J. Robert Oppenheimer: From Savior to Security Risk

 

Stephen Doyle and Andrew Stevenson

Junior Division

Group Website


          We are eighth graders who attend Petaluma Junior High School.  After competing in the 2005 History Competition Andrew decided to investigate the life of J. Robert Oppenheimer and his stand in history.  Awhile later Andrew asked Stephen to join him in creating a group website.

 

          The first step involved research at the local public library and the Sonoma State University library. We choose Robert Oppenheimer as the topic for our project because he was a highly controversial character.  His life combines our interests in science and the history of World War II.  This gave us a chance to investigate one particular scientific invention (the atomic bomb) that was crucial to the United States victory in WWII. .It seemed that Oppenheimer changed his views about atomic warfare after the destruction witnessed at Trinity, Hiroshima, and Nagasaki.  His beliefs about the use and control of nuclear weapons and knowledge led to many powerful enemies.

 

          We wanted to build a website because Andrew had prior experience with web design and Stephen had experience with Power Point presentations.

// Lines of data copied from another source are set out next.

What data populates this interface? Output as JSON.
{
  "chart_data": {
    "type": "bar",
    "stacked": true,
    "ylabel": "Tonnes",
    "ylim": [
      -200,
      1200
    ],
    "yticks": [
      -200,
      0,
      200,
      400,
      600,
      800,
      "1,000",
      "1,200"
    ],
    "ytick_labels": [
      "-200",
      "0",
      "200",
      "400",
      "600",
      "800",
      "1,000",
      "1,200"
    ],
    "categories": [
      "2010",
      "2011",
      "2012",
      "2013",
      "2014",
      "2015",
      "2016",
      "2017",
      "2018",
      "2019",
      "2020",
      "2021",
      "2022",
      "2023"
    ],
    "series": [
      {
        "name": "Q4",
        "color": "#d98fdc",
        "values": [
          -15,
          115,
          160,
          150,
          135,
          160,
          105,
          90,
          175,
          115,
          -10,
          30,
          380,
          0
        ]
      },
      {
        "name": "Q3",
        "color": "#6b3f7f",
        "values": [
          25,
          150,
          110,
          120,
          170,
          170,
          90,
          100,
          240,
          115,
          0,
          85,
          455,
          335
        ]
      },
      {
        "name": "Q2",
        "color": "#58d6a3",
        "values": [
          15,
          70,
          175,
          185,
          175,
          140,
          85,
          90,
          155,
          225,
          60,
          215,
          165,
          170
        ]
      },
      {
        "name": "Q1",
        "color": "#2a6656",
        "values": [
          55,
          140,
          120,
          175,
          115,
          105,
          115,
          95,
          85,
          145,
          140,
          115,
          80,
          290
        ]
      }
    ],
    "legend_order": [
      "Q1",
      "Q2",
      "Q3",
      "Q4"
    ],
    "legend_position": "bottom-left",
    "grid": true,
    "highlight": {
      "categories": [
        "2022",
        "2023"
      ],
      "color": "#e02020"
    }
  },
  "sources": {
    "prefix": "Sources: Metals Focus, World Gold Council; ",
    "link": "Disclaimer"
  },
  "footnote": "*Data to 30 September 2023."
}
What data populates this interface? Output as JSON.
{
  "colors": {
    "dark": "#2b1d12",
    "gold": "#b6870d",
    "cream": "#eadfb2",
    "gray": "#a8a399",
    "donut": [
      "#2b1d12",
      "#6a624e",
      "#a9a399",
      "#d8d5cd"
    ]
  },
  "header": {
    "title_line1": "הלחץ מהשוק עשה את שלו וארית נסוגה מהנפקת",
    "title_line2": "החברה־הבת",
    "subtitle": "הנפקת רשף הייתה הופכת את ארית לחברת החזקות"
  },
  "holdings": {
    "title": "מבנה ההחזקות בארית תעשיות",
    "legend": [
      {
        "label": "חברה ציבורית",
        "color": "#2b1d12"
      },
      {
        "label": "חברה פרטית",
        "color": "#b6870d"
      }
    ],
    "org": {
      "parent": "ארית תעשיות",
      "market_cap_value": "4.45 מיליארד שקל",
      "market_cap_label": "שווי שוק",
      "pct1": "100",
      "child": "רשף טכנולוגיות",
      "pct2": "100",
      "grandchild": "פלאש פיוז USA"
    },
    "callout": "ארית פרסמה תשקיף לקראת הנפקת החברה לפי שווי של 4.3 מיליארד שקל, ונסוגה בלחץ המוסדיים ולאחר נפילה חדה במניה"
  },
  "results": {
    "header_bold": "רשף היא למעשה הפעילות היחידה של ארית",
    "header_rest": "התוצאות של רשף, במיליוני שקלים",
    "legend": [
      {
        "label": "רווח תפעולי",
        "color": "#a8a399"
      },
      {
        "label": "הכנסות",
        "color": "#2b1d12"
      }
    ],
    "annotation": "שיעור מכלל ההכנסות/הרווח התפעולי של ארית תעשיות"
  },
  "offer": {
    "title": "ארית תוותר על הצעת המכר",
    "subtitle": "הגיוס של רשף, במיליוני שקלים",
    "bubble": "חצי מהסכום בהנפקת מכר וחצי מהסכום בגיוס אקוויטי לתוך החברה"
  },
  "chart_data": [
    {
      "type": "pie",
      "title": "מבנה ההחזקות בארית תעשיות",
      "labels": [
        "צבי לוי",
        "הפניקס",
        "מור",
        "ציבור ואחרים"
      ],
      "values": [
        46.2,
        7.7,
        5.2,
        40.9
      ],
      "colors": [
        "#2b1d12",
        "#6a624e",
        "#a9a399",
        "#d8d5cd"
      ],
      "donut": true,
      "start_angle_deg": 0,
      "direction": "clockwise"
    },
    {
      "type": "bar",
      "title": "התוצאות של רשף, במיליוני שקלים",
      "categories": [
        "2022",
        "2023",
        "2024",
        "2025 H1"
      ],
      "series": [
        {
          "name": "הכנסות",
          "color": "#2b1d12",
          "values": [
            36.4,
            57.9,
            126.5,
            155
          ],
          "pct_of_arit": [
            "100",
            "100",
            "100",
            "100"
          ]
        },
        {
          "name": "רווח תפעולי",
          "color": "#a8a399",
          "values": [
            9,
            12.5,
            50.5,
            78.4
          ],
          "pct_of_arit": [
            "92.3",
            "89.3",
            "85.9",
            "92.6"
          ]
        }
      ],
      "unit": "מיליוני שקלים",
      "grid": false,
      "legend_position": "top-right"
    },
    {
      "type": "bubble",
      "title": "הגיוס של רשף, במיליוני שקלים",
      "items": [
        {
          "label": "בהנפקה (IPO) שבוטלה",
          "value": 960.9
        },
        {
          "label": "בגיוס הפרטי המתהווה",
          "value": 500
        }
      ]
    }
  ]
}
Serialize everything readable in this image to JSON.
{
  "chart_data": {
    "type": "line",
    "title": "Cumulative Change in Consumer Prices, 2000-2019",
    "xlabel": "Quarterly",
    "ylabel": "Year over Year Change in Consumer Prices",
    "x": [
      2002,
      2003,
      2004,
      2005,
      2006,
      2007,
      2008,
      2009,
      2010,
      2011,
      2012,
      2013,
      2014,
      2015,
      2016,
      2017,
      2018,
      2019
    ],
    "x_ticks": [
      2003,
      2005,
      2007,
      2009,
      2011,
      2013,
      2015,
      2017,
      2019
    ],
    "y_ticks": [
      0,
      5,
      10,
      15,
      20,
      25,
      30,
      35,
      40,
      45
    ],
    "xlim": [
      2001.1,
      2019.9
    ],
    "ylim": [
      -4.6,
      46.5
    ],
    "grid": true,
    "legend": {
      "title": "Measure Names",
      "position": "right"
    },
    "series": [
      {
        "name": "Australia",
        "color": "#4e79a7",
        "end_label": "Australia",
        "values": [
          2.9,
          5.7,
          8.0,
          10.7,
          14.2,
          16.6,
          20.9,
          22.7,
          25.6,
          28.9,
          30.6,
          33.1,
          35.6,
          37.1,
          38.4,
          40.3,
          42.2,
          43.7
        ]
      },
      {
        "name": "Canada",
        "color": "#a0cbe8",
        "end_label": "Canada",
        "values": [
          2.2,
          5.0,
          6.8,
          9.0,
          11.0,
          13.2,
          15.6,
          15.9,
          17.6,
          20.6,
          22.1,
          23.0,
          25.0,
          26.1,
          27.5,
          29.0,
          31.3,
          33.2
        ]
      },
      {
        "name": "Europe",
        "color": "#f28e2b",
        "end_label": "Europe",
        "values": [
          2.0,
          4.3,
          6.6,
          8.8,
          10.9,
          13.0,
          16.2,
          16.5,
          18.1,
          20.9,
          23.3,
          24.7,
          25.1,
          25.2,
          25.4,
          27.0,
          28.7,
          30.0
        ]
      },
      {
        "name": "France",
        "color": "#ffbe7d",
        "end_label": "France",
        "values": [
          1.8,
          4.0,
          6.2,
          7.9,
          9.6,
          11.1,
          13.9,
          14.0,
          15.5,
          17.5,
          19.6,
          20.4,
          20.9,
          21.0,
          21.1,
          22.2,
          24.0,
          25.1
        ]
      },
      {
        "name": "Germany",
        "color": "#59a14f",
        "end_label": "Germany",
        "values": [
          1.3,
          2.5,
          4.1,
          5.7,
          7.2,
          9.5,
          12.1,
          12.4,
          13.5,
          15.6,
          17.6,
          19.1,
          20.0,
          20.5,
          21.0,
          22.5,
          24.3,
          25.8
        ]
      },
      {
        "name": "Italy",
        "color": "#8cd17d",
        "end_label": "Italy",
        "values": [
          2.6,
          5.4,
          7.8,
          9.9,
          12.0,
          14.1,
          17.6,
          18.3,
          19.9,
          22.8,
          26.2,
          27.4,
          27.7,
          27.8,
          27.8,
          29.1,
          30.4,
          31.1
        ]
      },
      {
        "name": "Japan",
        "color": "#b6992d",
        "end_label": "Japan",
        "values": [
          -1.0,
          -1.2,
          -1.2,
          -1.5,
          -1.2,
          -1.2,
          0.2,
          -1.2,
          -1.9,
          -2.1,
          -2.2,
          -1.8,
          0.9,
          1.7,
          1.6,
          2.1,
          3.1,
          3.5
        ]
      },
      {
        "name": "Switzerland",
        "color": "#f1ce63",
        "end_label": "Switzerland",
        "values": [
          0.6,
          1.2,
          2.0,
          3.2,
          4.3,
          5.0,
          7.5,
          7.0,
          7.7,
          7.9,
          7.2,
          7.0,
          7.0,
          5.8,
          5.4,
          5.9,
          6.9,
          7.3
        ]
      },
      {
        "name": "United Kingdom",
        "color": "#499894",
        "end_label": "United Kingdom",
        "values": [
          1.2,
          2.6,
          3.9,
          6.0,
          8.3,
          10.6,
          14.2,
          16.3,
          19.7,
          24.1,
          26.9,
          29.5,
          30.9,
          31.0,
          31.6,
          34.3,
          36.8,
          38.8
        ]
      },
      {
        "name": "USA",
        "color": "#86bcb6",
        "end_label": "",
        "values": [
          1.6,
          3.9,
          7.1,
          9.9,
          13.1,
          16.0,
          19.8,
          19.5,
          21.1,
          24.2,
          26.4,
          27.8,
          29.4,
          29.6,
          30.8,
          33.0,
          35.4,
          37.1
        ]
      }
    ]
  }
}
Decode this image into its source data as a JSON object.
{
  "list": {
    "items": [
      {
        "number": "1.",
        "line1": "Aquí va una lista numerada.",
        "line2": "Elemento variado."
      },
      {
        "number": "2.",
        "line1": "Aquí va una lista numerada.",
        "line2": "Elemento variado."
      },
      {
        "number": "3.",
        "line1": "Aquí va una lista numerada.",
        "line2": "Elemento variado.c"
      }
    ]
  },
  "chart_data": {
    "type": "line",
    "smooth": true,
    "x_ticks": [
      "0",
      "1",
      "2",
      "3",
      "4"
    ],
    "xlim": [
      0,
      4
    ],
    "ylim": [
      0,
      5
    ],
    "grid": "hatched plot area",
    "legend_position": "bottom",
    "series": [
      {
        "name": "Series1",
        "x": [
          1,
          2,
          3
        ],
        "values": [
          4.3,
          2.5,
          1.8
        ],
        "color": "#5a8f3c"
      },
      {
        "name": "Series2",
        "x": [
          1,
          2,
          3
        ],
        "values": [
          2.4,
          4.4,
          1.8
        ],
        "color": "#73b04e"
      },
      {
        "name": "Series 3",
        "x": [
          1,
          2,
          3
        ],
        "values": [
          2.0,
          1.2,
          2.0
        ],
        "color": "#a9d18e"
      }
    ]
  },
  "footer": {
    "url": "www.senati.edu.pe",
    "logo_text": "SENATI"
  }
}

When creating our website we wanted to use frames because we liked the way they function on the web page. We selected Microsoft FrontPage 2000.

 

          Andrew and his family were able to travel to the Oak Ridge National Laboratories in Tennessee and get the flavor of the vast size of the government’s wartime scientific research.  The University of California Berkeley’s website about Oppenheimer gave us ideas about our design.

 

          We found it difficult to contact people that had worked with Oppenheimer but we tried to contact local physicists.  We looked at some transcripts of the security hearing and letters and personal papers of Robert Oppenheimer. We were able to hear a recording of Oppenheimer speaking at the University of California in 1961 to get an idea of his attitudes at the end of his career.

 

          We were able to meet twice a week to work on the project and transferred data by e-mail and flash drive. This was not a school sponsored activity so our work was all done outside school hours.

 

          Our research helped us appreciate Oppenheimer’s multiple stands in history and how they affect us today. His beliefs included: the free exchange of scientific information, treaties to limit nuclear proliferation, and a reluctance to use large scale weapons on civilians.